The Indispensable Humorist
The title of this volume, The Funny Stuff may imply that other volumes are available of the same type, but it is not the case. P.J. also published 20 volumes of really funny stuff. O’Rourke are, indeed, already weighing down our bookshelves.
What this new book does is build a kind of museum exhibit of O’Rourke sentences, the better to examine them up close while we note their careful construction and hell-for-leather action. As for the perky title, it’s just an opening gambit, a promise that you’ll want to pause admiringly here, there, and everywhere, maybe memorize some of the words and plagiarize them in conversation until you get too big a laugh and have to admit, yeah, I am just ripping off P.J. O’Rourke.

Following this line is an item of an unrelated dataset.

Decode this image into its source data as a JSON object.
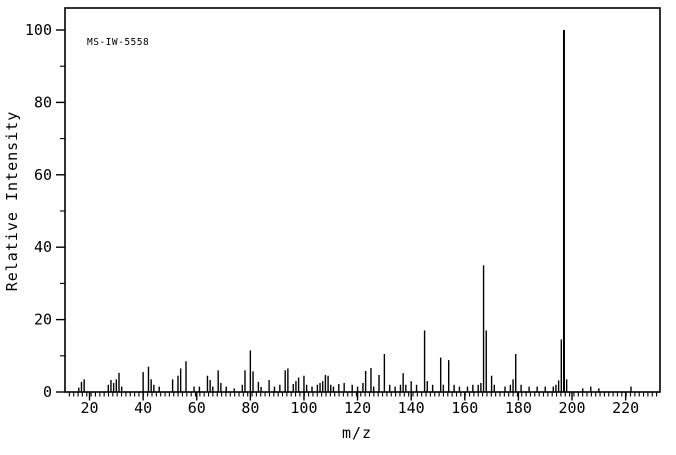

The Funny Stuff reminds us of O’Rourke’s amazing range for subjects and settings (cars, manners, sex, Africa, government spending, drugs and alcohol, and on and on), unusual for someone so inimitably himself on the page. The range is, I think, a happy byproduct of the author’s well-known lust for life in all forms, which helps make him one of the most companionable writers I can think of.
By the way, I just read an essay by David Bentley Hart complaining about how modern English prose is so stripped of character that it’s hard to tell which writer wrote what sentences. Not so with O’Rourke and not because of any grossly indulgent flourishes. His sentences, like his point of view, were the product of a true appetite for understanding paired with a comedian’s gift for parody. These sentences are amazing examples of craftsmanship. The ones that weren’t born perfect were surely raised to be perfect, turned upside-down and inside-out many times before their creator was satisfied that they weren’t getting any more logical, readable, or funny—then he hammered them shut and waterproofed them.
As a staff editor for several years at the Weekly Standard, I was always excited when it fell to me to copyedit an essay by O’Rourke—excited, at first, but then disappointed because he had left me nothing to do but check his spelling. While I was able to query a few passages to keep us honest, the text shined like polished gold. He made copyeditors superfluous. Really. He made it seem like bad.